Muslims persecuted in China

Public Domain

Uighur Muslims are being discriminated against in China.

A racist country, a persecuted minority and a world blind to the events at hand.

Muslims have been the center of abuse in China since 2017 and are currently being tortured for their beliefs. China has implemented detention camps that are holding over one million Uighur Muslims. In these centers, detainees are taught how to live like the average Chinese citizen in hopes to get rid of the “extremists.” They view the Uighur Muslims as possible terrorists and threats to China. 

Asiye Abdulahat, a Uighur Muslim, is a most wanted woman in China for her exposure of Chinese documents about the detention camps. Abdulahat told reporter Malcolm Brabant from PBS News in January about the treatment of Muslims in these camps. Documents showed how Uighur Muslims endured psychological torture and had to conform to the Chinese method. Their method refers to a passive way of life with no threat to the country. Chinese officials have told civilians via state-run media that the Uighurs are a massive threat and have participated in murder, poisoining, and terrorism for around three decades. The exposure and collection of the documents put her life in serious danger, but Abdulahat risked death to show everyone the terrifying punishments Muslims are receiving in China.

“When I decided to reveal myself, I forced myself to forget the word ‘worry,’” Abdulahat said. “And that’s because the person who sent me these documents has sacrificed his own life.”

NBC recently visited three of China’s camps, or as China calls them, “vocational education and training centers.” It is unknown whether these buildings were modified for NBC’s arrival, but reporter Keir Simmons learned that the Chinese officials would make Muslims talk in Mandarin as well as learn about the Chinese law. 

This is just one of the many troubling practices that several activists claim are happening in the camps. Omar Kanat, director of the Uighur Human Rights Project, goes so far as to  the Chinese are attempting to eradicate Uighur culture and beliefs.

“They are forcing the detainees to renounce their religion, renounce their culture, renounce their identity [and] force them to speak Mandarin,” Kanat said. He called these re-education facilities “concentration camps” because of how the Muslims are being treated.

Some refugees have also told NBC that family members of theirs have been detained in China, and that they have not seen them since they were apprehended. 

Abdulhaber Rejep, a Uighur Muslim who used to live in China, told NBC his wife never returned to him and their child after attempting to retrieve their four other children from Xinjiang and take them to Turkey. This is just one of many families who suffered loss due to the separation and discrimination happening in China. 

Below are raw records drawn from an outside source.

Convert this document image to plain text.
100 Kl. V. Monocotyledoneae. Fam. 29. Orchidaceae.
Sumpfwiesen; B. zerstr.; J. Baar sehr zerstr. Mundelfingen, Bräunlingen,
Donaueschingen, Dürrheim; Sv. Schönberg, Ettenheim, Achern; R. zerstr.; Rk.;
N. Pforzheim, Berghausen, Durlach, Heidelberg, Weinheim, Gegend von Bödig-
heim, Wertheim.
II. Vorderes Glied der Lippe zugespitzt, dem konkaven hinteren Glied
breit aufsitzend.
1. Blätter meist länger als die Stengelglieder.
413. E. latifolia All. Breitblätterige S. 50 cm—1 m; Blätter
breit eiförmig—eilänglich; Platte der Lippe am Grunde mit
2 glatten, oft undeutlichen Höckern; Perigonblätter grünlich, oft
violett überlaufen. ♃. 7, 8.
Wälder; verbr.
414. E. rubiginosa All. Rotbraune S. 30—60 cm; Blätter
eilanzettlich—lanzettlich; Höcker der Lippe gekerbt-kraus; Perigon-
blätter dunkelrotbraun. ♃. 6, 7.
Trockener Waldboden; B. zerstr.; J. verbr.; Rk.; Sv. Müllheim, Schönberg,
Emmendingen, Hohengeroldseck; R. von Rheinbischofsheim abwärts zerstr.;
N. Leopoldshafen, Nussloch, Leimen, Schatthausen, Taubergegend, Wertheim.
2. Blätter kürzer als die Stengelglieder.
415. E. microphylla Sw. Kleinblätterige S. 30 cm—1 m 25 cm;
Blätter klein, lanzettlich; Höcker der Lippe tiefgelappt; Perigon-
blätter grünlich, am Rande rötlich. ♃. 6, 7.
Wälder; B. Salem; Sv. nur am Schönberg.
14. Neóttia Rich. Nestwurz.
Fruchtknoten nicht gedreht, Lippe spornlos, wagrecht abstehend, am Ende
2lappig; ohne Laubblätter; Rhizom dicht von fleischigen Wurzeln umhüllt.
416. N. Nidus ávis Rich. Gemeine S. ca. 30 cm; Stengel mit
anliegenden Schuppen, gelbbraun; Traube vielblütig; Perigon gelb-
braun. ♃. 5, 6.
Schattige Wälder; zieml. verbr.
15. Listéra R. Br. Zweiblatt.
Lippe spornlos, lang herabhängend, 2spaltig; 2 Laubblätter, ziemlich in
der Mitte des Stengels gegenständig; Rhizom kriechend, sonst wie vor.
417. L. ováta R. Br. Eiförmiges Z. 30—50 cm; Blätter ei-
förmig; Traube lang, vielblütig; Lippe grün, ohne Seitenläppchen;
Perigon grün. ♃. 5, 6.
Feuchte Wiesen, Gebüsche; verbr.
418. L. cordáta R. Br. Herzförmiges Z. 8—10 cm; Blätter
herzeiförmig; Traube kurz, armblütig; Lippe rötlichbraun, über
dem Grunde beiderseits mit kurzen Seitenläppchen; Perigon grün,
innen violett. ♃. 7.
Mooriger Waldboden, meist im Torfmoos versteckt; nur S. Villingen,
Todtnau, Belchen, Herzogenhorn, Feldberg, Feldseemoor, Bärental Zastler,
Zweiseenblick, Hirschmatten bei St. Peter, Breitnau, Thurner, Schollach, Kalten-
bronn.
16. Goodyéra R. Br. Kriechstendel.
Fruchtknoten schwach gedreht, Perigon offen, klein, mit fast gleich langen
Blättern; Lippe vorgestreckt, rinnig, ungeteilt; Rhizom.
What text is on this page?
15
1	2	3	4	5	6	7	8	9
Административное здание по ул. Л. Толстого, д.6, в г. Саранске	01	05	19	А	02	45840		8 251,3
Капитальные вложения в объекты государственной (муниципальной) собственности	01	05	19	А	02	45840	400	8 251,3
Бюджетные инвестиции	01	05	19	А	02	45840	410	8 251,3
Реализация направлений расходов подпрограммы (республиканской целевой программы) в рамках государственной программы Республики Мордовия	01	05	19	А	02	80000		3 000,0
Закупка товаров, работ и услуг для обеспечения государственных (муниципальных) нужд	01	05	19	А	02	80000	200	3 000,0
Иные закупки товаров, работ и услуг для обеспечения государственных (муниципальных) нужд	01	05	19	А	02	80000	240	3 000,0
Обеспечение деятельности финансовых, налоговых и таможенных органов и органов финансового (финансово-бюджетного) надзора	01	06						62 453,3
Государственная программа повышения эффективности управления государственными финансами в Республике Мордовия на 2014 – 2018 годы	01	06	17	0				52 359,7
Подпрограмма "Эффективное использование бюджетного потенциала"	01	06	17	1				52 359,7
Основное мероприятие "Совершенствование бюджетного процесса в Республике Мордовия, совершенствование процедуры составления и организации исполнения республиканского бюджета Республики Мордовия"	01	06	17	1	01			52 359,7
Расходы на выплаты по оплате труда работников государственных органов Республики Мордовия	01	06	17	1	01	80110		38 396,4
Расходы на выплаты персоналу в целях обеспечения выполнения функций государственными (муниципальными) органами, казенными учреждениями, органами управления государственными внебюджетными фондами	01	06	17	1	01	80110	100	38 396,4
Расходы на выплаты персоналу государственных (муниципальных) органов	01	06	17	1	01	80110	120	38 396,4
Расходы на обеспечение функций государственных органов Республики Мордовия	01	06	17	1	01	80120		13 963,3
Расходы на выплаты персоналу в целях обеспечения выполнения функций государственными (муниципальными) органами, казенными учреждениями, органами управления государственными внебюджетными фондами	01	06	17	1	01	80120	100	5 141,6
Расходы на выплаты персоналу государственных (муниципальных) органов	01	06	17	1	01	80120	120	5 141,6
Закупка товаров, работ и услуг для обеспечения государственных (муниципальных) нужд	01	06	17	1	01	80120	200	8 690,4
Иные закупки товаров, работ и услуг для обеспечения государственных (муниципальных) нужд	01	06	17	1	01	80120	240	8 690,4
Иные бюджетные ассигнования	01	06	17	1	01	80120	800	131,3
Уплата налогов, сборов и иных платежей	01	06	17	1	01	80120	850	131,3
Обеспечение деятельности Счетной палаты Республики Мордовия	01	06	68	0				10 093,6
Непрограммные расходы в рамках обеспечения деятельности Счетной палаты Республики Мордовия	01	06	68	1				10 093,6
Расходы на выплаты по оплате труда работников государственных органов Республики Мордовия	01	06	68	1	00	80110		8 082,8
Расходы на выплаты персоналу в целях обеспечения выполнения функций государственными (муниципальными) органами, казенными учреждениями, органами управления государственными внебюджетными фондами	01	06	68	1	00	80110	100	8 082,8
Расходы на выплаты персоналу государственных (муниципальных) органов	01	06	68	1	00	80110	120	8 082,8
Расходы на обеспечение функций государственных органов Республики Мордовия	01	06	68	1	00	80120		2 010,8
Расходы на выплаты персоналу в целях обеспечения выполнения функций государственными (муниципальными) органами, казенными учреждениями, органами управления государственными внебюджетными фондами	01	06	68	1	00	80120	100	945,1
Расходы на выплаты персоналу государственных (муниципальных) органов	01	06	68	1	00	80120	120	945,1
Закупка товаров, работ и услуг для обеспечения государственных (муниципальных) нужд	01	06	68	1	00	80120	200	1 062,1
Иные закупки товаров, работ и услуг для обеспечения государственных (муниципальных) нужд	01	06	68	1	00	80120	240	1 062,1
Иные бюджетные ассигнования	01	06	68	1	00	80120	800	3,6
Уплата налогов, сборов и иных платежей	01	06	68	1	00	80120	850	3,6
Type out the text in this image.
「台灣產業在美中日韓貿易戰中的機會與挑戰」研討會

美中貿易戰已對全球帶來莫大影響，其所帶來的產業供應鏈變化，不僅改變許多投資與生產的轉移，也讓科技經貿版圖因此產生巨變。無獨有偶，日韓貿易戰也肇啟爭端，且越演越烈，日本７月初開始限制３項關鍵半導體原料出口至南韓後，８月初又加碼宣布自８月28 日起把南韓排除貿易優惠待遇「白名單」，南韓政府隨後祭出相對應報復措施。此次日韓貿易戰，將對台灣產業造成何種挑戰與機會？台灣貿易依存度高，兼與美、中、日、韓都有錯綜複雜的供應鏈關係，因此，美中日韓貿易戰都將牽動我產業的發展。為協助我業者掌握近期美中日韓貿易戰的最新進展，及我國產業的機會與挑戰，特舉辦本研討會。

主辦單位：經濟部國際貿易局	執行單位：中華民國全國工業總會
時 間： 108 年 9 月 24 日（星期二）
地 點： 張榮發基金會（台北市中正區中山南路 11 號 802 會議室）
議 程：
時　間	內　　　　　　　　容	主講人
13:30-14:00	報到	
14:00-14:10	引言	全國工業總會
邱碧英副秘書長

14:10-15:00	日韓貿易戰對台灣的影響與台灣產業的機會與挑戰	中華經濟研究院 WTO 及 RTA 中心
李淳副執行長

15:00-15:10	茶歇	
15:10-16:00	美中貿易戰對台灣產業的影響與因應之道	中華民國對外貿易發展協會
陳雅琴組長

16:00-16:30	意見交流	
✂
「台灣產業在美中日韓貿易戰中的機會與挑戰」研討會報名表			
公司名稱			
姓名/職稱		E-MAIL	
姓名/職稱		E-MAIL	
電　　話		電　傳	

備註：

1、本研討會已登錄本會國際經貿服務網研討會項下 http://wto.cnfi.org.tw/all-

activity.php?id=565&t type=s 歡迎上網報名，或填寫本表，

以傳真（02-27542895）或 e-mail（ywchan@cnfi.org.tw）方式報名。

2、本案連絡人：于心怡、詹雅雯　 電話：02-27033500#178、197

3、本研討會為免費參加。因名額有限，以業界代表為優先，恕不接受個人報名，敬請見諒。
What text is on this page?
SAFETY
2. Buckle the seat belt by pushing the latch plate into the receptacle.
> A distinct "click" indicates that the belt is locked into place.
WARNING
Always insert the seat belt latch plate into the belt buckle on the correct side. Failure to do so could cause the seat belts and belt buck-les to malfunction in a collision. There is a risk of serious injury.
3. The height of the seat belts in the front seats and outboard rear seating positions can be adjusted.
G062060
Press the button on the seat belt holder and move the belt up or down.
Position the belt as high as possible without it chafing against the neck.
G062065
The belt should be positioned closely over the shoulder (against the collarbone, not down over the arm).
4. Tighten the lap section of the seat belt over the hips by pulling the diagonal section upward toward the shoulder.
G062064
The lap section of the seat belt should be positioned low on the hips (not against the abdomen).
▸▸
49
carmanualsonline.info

This situation is not well known as it has not been thoroughly covered by major news outlets online, in print, or on televised news. Without international attention, it is hard for others to intervene and help those in trouble in other countries. 

“Any type of persecution by a government against its own people should be covered in depth because pressure needs to come from other powerful countries to force the guilty government of the guilty country to stop and change their policy,” Columbia Heights High School social studies teacher Ms. Natasha Olubajo said. 

The situation is bad both in China and the reaction around the world, and with no involvement from influential countries, the problem will only get worse for the Uighur Muslims that are already forced to do the Chinese government’s bidding and those who have yet to join them.